Thursday, April 19, 2018

All in the Family

"Life: It's hardest to impress those who know us best. What unexpected acknowledgment have you experienced from folks who knew you way back when?"  

by Catriona

Topical. My excuse for blogging so late today is that one of my sisters, one of my nieces and one of my great-nephews* are staying with me on a holiday. The time got away from us all.

On the plus side, I just shouted the question to my sister to get the start of an answer. She shouted back thusly:

"Is it an acknowledgement if I say 'Where did it come from and how come you got it all?'?" 
Me: "Hmmm. Not really."
Sister: "Tough. I'm going to sit in the sun and read."

But here's the thing. She's reading Scot Free. So whether she likes it or not, I'm getting validation in spades.

My friends and family reading my books and forgetting I wrote them does it for me every time.

The next best thing probably came from my English teachers. Mrs McVeigh from primary six came to a book launch and said she wasn't the least bit surprised. And the man I've had to learn to call "Stuart" (aka Mr Campbell from high school) even asked my advice about pitching a book he had written. It got published, of course. Because it was brilliant. See here. If his query had been written on a pizza-box lid, in crayon, it would have been published. 

And since things come in threes, I need to mention the fact that my oldest friend - Catherine, this means you - always asks for a time-of-day rating when I hand over a new standalone.  "Can I read this in bed at night?" she'll say. "Yep," I usually claim. "Maybe not in a thunderstorm or if Olivier's not there." Then some time later I get a phone call reporting nightmares. That's acknowledgement, right? 
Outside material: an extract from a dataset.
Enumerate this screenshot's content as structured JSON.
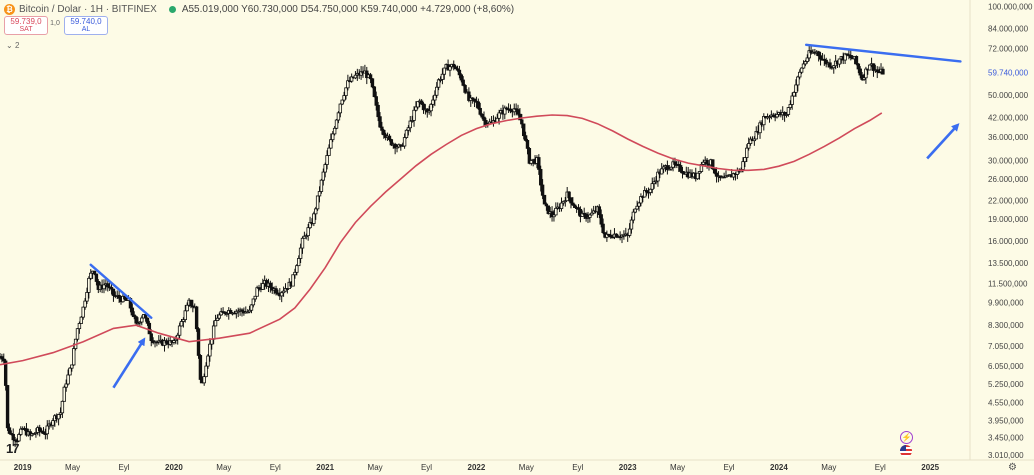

I'll say it right here: Catherine, you can read Scot Free at night, in a power cut, by the light of one guttering candle, as the wind howls around the house and twigs scrape at the window. Cx




*Great-Aunt Catriona. I feel old.

2 comments:

James W. Ziskin said...

Nice piece. I believe the rule is that one can write a query letter in crayon on a pizza box, but only in black.

Paul D. Marks said...

It is weird when we switch from calling someone Mr./Mrs. XXX to Stuart, isn't it? Fun piece, Catriona.